The 25 acres (plus 9 already owned by the city) is undergoing restoration to oak savanna, led by Great River Greening, a local non-profit. Conservation grazing (using horses, goats, and sheep), has been used to help restore and maintain native grassland. A trail system was established, including three scenic overlooks, which hooks up with the Big Rivers Regional Tail. The site is situated within the Mississippi Flyway, a bird migratory route that goes from central Canada to the Gulf of Mexico.

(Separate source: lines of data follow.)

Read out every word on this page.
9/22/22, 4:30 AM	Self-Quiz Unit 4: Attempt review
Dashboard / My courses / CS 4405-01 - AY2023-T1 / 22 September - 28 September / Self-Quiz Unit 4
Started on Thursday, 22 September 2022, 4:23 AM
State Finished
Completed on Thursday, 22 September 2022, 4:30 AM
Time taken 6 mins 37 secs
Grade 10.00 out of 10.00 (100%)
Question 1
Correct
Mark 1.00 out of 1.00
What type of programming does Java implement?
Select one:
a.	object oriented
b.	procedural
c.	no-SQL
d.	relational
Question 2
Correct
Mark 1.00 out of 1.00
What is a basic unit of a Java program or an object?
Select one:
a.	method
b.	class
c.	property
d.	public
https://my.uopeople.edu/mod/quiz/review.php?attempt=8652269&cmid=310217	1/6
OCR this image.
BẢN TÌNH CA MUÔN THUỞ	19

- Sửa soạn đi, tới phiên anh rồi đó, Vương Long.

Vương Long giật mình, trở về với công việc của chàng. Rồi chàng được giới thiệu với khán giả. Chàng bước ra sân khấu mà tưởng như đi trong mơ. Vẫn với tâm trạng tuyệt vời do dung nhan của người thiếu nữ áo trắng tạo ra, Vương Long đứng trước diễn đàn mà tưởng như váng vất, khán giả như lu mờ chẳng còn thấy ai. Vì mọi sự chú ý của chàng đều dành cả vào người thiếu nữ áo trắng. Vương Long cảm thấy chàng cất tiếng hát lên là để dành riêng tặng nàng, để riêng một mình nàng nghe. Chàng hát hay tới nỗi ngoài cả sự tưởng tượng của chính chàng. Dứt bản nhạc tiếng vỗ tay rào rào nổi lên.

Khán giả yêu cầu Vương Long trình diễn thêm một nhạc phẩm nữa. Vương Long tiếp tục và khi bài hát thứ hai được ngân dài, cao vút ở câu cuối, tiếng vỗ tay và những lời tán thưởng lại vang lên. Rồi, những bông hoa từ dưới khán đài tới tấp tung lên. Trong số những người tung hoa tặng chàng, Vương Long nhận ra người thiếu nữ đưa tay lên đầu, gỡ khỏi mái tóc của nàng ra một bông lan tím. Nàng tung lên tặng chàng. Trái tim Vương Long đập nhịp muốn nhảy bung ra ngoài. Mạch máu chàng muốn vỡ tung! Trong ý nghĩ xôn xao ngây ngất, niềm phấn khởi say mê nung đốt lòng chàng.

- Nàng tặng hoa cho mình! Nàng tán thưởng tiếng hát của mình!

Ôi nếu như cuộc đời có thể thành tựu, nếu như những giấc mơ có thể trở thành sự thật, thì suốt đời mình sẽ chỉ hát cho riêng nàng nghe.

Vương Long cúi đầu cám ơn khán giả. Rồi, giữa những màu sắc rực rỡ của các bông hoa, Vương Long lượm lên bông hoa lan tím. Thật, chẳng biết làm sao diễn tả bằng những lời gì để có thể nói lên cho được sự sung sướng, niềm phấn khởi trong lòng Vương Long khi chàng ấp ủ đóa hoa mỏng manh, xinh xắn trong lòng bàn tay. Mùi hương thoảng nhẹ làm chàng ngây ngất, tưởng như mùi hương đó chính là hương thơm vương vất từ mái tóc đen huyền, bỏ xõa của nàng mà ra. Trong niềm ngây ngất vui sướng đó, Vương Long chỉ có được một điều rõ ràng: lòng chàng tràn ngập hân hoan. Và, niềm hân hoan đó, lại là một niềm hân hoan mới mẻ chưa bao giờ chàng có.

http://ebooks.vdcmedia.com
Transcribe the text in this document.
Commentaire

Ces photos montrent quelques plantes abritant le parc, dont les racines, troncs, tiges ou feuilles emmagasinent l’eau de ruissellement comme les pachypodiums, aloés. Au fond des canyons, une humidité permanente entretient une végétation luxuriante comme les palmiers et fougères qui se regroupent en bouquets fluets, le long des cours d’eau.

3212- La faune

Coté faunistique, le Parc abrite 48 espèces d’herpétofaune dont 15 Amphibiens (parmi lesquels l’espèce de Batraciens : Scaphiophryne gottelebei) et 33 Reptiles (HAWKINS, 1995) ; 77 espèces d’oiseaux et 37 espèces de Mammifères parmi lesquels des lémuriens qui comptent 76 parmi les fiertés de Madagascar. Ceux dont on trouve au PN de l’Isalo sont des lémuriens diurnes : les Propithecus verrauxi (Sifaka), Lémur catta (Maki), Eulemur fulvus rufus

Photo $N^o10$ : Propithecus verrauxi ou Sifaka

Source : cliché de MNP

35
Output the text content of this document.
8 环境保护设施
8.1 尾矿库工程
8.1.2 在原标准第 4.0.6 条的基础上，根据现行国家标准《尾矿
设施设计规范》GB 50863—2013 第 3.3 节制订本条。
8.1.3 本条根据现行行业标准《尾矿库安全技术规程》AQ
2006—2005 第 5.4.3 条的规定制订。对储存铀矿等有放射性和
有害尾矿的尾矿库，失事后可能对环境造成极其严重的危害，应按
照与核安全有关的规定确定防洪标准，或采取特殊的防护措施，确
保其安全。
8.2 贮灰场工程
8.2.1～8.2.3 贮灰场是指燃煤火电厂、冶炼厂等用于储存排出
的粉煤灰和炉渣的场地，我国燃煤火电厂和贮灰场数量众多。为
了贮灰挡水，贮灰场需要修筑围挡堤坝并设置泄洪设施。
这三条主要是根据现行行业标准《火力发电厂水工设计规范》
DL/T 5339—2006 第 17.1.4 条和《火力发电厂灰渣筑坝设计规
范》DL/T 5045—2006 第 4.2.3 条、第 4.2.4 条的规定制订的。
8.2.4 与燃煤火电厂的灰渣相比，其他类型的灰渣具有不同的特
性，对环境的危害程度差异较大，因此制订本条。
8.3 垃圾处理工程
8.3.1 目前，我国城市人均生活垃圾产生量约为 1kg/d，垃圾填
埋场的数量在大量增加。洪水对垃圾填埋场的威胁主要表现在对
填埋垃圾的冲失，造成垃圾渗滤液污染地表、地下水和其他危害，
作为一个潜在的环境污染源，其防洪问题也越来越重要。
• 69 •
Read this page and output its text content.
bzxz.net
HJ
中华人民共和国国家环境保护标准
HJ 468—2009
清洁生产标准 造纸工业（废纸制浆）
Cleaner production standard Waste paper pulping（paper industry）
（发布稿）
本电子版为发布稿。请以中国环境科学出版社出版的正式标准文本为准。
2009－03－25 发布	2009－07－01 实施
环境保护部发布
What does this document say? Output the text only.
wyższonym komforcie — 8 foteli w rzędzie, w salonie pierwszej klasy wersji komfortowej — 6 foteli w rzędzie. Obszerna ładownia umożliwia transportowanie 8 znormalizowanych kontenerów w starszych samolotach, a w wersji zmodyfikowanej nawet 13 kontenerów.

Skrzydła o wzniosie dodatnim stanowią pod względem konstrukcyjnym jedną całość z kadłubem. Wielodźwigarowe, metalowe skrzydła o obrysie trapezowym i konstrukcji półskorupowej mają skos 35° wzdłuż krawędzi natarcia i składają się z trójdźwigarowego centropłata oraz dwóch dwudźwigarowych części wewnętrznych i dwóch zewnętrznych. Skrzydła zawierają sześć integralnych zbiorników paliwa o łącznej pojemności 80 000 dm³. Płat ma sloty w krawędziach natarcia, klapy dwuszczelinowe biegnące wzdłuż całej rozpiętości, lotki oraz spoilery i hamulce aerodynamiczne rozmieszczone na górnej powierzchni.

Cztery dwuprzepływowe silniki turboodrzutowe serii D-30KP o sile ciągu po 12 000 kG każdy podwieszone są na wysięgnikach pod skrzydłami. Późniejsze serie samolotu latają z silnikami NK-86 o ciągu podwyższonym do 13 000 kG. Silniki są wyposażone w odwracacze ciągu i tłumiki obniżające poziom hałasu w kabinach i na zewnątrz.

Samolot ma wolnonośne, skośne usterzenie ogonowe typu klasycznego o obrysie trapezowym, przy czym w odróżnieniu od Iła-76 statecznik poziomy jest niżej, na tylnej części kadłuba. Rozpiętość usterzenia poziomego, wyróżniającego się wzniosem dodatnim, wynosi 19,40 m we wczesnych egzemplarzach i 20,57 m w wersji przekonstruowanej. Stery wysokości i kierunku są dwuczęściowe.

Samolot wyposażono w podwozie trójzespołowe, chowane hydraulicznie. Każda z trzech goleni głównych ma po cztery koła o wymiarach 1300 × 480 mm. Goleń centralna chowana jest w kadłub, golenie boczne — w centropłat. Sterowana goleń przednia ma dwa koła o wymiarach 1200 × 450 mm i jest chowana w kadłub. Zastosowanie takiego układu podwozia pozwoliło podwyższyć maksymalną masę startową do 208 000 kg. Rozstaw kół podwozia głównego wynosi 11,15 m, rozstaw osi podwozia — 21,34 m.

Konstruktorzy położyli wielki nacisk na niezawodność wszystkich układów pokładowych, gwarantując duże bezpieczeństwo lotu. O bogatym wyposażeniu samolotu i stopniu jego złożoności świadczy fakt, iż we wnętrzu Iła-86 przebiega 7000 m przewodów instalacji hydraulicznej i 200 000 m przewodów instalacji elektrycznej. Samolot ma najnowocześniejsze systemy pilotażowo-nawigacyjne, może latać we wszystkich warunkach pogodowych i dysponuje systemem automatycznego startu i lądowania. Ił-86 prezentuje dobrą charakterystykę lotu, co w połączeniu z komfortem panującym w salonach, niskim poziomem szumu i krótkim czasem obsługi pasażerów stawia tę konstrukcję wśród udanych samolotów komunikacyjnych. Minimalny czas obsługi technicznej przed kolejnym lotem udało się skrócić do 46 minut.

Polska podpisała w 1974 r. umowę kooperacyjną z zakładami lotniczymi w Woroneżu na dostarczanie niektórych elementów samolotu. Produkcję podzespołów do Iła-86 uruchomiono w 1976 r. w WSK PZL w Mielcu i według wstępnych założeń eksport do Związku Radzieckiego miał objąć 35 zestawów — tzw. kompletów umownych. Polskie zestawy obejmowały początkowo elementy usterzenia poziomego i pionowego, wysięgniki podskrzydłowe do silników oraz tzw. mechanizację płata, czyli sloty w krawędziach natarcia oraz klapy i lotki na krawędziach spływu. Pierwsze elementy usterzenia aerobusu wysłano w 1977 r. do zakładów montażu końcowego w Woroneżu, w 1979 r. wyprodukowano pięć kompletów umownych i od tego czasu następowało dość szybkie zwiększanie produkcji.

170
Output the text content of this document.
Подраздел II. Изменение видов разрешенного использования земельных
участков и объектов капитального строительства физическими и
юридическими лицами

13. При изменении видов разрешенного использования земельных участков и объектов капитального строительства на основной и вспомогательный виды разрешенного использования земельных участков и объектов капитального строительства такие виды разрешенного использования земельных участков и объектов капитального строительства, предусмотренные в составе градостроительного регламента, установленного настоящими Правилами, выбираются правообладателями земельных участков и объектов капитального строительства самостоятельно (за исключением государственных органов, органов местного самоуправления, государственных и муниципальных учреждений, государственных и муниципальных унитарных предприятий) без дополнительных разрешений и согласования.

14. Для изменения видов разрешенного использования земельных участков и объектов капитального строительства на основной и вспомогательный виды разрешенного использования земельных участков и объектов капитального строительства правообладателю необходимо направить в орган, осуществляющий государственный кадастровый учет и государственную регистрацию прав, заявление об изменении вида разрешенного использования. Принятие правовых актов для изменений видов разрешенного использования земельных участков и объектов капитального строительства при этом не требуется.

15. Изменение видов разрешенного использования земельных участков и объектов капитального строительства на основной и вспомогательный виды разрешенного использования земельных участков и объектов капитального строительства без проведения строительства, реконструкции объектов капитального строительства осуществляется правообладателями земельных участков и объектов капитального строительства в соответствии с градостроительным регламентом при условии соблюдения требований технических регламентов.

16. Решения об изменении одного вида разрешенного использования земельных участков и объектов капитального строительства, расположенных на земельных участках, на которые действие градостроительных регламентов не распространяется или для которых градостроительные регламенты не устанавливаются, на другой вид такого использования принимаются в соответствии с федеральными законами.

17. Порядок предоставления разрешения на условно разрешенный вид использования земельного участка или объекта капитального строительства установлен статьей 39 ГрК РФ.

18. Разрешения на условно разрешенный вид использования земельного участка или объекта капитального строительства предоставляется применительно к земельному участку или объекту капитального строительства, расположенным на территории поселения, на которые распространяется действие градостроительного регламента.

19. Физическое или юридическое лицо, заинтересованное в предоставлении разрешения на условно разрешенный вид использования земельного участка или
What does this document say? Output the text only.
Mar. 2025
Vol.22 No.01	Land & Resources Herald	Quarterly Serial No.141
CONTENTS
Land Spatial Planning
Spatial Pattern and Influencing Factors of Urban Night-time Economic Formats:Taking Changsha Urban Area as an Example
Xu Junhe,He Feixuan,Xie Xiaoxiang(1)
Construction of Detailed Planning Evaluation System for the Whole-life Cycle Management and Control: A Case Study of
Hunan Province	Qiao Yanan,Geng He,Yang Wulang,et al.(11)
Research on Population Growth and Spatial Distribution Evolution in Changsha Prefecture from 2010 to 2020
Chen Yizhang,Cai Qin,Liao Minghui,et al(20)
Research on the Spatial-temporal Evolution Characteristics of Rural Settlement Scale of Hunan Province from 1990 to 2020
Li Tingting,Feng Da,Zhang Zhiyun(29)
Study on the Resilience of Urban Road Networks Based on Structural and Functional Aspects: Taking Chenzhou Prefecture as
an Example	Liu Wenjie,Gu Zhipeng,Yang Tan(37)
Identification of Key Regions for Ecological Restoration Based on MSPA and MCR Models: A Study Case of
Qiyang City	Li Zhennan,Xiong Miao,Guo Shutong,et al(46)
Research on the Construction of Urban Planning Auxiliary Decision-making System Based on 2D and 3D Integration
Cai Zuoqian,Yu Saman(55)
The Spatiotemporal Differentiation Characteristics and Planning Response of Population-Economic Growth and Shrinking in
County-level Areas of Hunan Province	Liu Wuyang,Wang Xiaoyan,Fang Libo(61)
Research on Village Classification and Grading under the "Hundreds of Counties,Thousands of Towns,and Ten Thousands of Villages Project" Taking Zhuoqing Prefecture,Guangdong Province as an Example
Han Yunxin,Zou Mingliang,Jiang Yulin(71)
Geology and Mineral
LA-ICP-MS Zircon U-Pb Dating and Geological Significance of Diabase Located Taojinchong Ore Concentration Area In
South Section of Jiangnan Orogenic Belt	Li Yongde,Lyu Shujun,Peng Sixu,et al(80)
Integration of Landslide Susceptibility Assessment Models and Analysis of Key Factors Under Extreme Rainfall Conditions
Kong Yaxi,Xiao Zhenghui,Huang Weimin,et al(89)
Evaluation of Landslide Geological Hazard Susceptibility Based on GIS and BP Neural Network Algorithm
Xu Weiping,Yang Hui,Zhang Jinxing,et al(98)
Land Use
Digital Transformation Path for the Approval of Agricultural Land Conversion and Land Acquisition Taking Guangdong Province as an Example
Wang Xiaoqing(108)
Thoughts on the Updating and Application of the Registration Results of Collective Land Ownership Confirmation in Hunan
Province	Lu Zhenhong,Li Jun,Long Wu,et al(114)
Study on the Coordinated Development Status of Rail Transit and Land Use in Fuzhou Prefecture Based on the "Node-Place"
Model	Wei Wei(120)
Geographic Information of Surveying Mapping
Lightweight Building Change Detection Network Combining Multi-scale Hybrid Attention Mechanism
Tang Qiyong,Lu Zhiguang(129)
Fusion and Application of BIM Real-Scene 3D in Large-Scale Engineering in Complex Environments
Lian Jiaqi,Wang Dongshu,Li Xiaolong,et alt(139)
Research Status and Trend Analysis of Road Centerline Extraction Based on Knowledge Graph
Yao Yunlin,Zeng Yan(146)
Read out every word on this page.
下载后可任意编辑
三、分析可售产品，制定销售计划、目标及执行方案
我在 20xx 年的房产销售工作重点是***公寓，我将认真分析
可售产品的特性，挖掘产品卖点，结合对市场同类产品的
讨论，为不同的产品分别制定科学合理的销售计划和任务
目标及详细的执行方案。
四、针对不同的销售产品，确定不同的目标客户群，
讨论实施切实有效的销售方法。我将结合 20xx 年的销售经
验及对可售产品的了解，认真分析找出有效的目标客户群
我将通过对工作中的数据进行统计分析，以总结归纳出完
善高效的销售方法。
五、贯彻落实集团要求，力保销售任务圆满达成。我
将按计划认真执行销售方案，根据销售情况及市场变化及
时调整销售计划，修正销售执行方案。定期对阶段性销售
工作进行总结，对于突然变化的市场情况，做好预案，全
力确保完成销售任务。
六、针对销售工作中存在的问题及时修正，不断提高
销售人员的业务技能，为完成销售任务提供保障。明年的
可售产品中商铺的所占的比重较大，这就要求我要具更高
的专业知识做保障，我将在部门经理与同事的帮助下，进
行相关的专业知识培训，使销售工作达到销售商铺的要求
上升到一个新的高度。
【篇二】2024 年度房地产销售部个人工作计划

In 2017, the 125 acres historic site, including the land owned by Mendota Heights, was added to the NRHP. The historic site includes public and private land, a cemetery and several homes. It overlooks Pike Island where the Mississippi and Minnesota rivers come together, Fort Snelling, Saint Peter's Church (the oldest church in Minnesota), and the Mendota Bridge on Minnesota State Highway 55. In the distance, the skylines of Minneapolis and Saint Paul are clearly visible.

Present-day Pilot Knob Road climbs the south side of the Oheyawahi-Pilot Knob hill, passes Acacia Park Cemetery at the summit, and ends just over the hilltop. In the opposite direction, Pilot Knob Road continues south to Dakota County 50/212th St W, on the border between Lakeville and Farmington.